Quando a Patologia é a Identidade

 

Por: Estêvão Azarias Chavisso

Talvez o século em que vivemos seja um dos mais distintos no que respeita ao modelo das nossas relações humanas. Talvez a chamada época pós-moderna tenha sido o momento áureo no âmbito do grande projecto da “aldeia global” e, consequentemente, a diversidade, alicerçada pela aparente democratização da esfera pública a partir das tecnologias, tenha sido afirmada como uma das mais sublimes características da nossa “jovem” espécie.

Ora, a consequência lógica da diversidade, surpreendentemente, é a subjectivação. Para que pensemos num “Todo” é necessário que haja, primeiro, um “Particular”. Este resultado lógico leva-nos a questão: O que seria a subjectivação?

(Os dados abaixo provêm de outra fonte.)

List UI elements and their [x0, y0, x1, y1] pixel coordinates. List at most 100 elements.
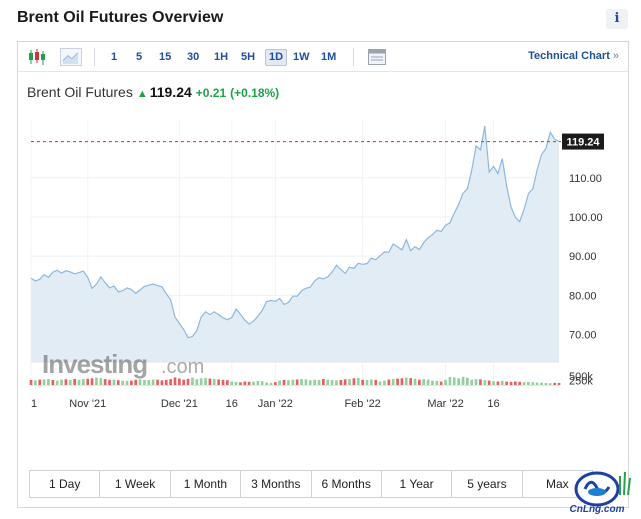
volume-bar: [348, 379, 351, 385]
volume-bar: [60, 379, 63, 385]
arrow-up-icon: ▲: [136, 88, 148, 100]
info-icon[interactable]: i: [606, 9, 628, 29]
range-3-months[interactable]: 3 Months: [241, 471, 312, 497]
timeframe-5[interactable]: 5: [136, 51, 143, 63]
volume-bar: [457, 378, 460, 385]
volume-bar: [182, 379, 186, 385]
volume-bar: [527, 382, 530, 385]
volume-bar: [156, 379, 159, 385]
y-tick-label: 80.00: [569, 290, 597, 302]
volume-bar: [317, 379, 321, 385]
timeframe-15[interactable]: 15: [159, 51, 172, 63]
toolbar-separator: [353, 48, 354, 66]
volume-bar: [134, 379, 138, 385]
range-selector: 1 Day 1 Week 1 Month 3 Months 6 Months 1…: [29, 470, 593, 498]
timeframe-1d[interactable]: 1D: [265, 49, 288, 66]
volume-bar: [300, 379, 303, 385]
volume-bar: [339, 379, 343, 385]
area-chart-icon[interactable]: [60, 48, 82, 66]
volume-bar: [42, 379, 46, 385]
range-1-day[interactable]: 1 Day: [30, 471, 101, 497]
range-6-months[interactable]: 6 Months: [311, 471, 382, 497]
volume-bar: [514, 381, 517, 385]
volume-bar: [130, 380, 133, 385]
volume-bar: [426, 379, 430, 385]
volume-bar: [413, 378, 417, 385]
volume-bar: [287, 380, 290, 385]
x-tick-label: Dec '21: [161, 398, 198, 410]
volume-bar: [500, 380, 504, 385]
watermark-brand: Investing: [42, 349, 147, 379]
timeframe-1m[interactable]: 1M: [321, 51, 337, 63]
volume-bar: [544, 383, 548, 385]
volume-bar: [466, 377, 469, 385]
volume-bar: [435, 380, 439, 385]
volume-bar: [112, 379, 116, 385]
range-1-month[interactable]: 1 Month: [170, 471, 242, 497]
timeframe-5h[interactable]: 5H: [241, 51, 256, 63]
volume-bar: [418, 379, 421, 385]
volume-bar: [199, 378, 203, 385]
timeframe-1w[interactable]: 1W: [293, 51, 310, 63]
current-price-tag: [562, 133, 604, 150]
volume-bar: [47, 379, 50, 385]
volume-bar: [487, 380, 491, 385]
volume-bar: [313, 379, 316, 385]
volume-bar: [269, 382, 273, 385]
y-tick-label: 90.00: [569, 251, 597, 263]
price-chart[interactable]: Investing .com 119.24 110.00 100.00 90.00 80.0…: [18, 110, 628, 430]
volume-bar: [82, 379, 85, 385]
timeframe-30[interactable]: 30: [187, 51, 200, 63]
volume-bar: [243, 381, 247, 385]
volume-bar: [391, 379, 395, 385]
volume-bar: [221, 379, 225, 385]
range-1-week[interactable]: 1 Week: [100, 471, 171, 497]
chart-panel: 1 5 15 30 1H 5H 1D 1W 1M Technical Chart…: [17, 41, 629, 508]
volume-bar: [34, 380, 37, 385]
volume-bar: [330, 380, 334, 385]
volume-bar: [278, 380, 282, 385]
volume-bar: [304, 379, 308, 385]
technical-chart-link[interactable]: Technical Chart»: [528, 50, 619, 62]
y-tick-label: 70.00: [569, 330, 597, 342]
volume-bar: [505, 381, 508, 385]
volume-bar: [470, 379, 474, 385]
volume-bar: [548, 383, 552, 385]
volume-bar: [322, 379, 325, 385]
range-5-years[interactable]: 5 years: [452, 471, 523, 497]
volume-bar: [226, 380, 229, 385]
chart-toolbar: 1 5 15 30 1H 5H 1D 1W 1M Technical Chart…: [18, 42, 628, 72]
timeframe-1[interactable]: 1: [111, 51, 118, 63]
volume-bar: [352, 378, 356, 385]
timeframe-1h[interactable]: 1H: [214, 51, 229, 63]
volume-bar: [295, 379, 299, 385]
technical-chart-label: Technical Chart: [528, 50, 610, 62]
volume-bar: [143, 379, 146, 385]
volume-bar: [99, 378, 103, 385]
volume-bar: [274, 382, 277, 385]
volume-bar: [239, 382, 242, 385]
volume-bar: [195, 379, 199, 385]
volume-bar: [439, 381, 443, 385]
volume-bar: [164, 379, 168, 385]
candlestick-icon[interactable]: [26, 48, 48, 66]
volume-bar: [204, 377, 207, 385]
volume-bar: [553, 382, 556, 385]
volume-bar: [335, 380, 338, 385]
calendar-table-icon[interactable]: [366, 48, 388, 66]
volume-bar: [448, 377, 452, 385]
volume-bar: [479, 379, 482, 385]
last-price: 119.24: [149, 84, 192, 100]
volume-bar: [409, 378, 412, 385]
volume-bar: [90, 378, 94, 385]
volume-bar: [370, 379, 373, 385]
range-1-year[interactable]: 1 Year: [381, 471, 453, 497]
volume-bar: [230, 381, 234, 385]
volume-bar: [234, 382, 238, 385]
volume-bar: [151, 379, 155, 385]
volume-bar: [265, 382, 268, 385]
volume-bar: [260, 381, 264, 385]
volume-bar: [540, 382, 543, 385]
volume-bar: [86, 378, 90, 385]
volume-bar: [252, 381, 255, 385]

Por subjectivação, esclareço, entendo toda a afirmação das características peculiares do “Eu” com o intuito de distingui-lo no meio do “Todo”.

Neste contexto, a subjectivação seria a nossa tendência natural de, mesmo afirmando as “vitórias” da diversidade no mundo actual, partirmos de um pressuposto individual e, de certo modo, etnocêntrico, que tem no “Eu” o ponto de referência para a afirmação do Outro.

Em outros termos, a subjectivação seria a imposição daquilo que nós chamamos de “nossa Identidade”, como forma de particularizarmos a nossa existência num universo tão plural, tomando-nos a nós mesmos como eixo de análise.

O problema começa exactamente neste ponto, na medida em que, para a nossa infelicidade, a Identidade (nacional, cultural ou religiosa) é um elemento exterior ao sujeito. Em outros termos, ela é apenas uma mera construção social e que pode variar em função da nossa disposição geográfica.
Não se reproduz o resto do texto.